Department of Urology, Feinberg School of Medicine, Northwestern University, Chicago, Illinois 60611, USA.
J Urol. 2010 Feb;183(2):657-61. doi: 10.1016/j.juro.2009.10.017. Epub 2009 Dec 16.
Anterior urethroplasty has been shown to negatively impact erectile function. Recovery of function is common but the likelihood and extent of recovery have not been fully elucidated.
Between October 2006 and May 2008 men undergoing anterior urethroplasty were enrolled in a prospective study to evaluate the effects of urethroplasty on erectile function. The International Index of Erectile Function was completed preoperatively and on all subsequent postoperative visits. Preoperative and postoperative erectile function was compared.
A total of 52 patients who underwent anterior urethroplasty were included in the study. Repair locations were bulbar (35) and penile (17). Of the patients undergoing bulbar urethroplasty 20 had excision and primary anastomosis, and 15 had augmented anastomotic repair. All penile repairs were ventral onlay repair (11) or inlay repair in 2 stages (6). Postoperative erectile dysfunction was noted in 20 (38%) men, of whom 18 recovered fully at a mean postoperative period of 190 days (range 92 to 398). In patients with normal preoperative erectile function bulbar urethroplasty was more likely than penile urethroplasty to cause erectile dysfunction (76% vs 38%, p = 0.05). Within the bulbar urethra excision and primary anastomosis repairs led to slightly higher erectile dysfunction rates than augmented anastomotic repairs (50% vs 26%, p = 0.16).

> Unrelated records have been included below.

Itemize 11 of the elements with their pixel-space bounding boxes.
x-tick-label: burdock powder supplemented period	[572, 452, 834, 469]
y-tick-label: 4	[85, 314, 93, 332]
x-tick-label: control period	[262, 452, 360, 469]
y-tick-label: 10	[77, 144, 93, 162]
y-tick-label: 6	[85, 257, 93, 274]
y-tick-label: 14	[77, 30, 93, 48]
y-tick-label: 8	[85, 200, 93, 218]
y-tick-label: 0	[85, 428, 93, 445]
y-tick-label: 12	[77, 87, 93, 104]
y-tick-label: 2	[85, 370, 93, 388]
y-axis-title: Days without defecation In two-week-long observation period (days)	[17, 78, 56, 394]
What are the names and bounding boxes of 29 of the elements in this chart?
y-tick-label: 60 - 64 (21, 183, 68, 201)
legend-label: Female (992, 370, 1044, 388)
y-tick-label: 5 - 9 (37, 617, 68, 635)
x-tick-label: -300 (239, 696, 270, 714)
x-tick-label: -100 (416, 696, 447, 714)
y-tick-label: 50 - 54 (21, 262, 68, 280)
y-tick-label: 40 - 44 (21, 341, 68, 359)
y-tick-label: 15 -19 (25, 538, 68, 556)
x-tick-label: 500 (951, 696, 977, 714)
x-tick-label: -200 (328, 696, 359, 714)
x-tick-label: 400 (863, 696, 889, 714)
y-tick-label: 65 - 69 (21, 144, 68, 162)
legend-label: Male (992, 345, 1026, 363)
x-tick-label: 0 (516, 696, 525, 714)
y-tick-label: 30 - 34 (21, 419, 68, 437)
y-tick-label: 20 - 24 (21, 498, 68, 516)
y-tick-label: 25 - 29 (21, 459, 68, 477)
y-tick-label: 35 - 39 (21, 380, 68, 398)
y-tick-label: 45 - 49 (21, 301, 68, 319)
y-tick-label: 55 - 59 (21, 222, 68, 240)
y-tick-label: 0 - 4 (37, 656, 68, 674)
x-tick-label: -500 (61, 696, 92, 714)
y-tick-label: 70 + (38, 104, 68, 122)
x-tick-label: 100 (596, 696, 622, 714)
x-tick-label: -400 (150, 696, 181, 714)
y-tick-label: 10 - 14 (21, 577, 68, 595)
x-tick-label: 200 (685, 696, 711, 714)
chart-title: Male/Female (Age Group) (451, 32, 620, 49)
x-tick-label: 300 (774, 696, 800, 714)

Anterior urethroplasty caused erectile dysfunction in approximately 40% of patients, although recovery was seen in most by 6 months. Bulbar urethroplasty appears to affect erectile function to a greater extent than penile urethroplasty, which may be explained by the proximity of the bulbar urethra to the nerves responsible for erection.
前尿道修复术已被证明会对勃起功能产生负面影响。功能的恢复是常见的,但恢复的可能性和程度尚未完全阐明。
2006 年 10 月至 2008 年 5 月,接受前尿道修复术的男性患者被纳入一项前瞻性研究,以评估尿道修复术对勃起功能的影响。国际勃起功能指数在术前和所有后续术后就诊时完成。比较术前和术后的勃起功能。
共有 52 例接受前尿道修复术的患者纳入研究。修复部位为球部(35 例)和阴茎部(17 例)。行球部尿道修复术的患者中,20 例行切除和一期吻合术,15 例行吻合口修补术。所有阴茎修复均为腹侧覆盖修复(11 例)或 2 期镶嵌修复(6 例)。20 例(38%)男性术后出现勃起功能障碍,其中 18 例在平均术后 190 天(92 至 398 天)完全恢复。在术前勃起功能正常的患者中,球部尿道修复术比阴茎尿道修复术更有可能导致勃起功能障碍(76%比 38%,p = 0.05)。在球部尿道中,切除和一期吻合术导致的勃起功能障碍发生率略高于吻合口修补术(50%比 26%,p = 0.16)。
前尿道修复术导致约 40%的患者出现勃起功能障碍,但大多数患者在 6 个月内恢复。球部尿道修复术对勃起功能的影响似乎大于阴茎尿道修复术,这可能是由于球部尿道靠近负责勃起的神经。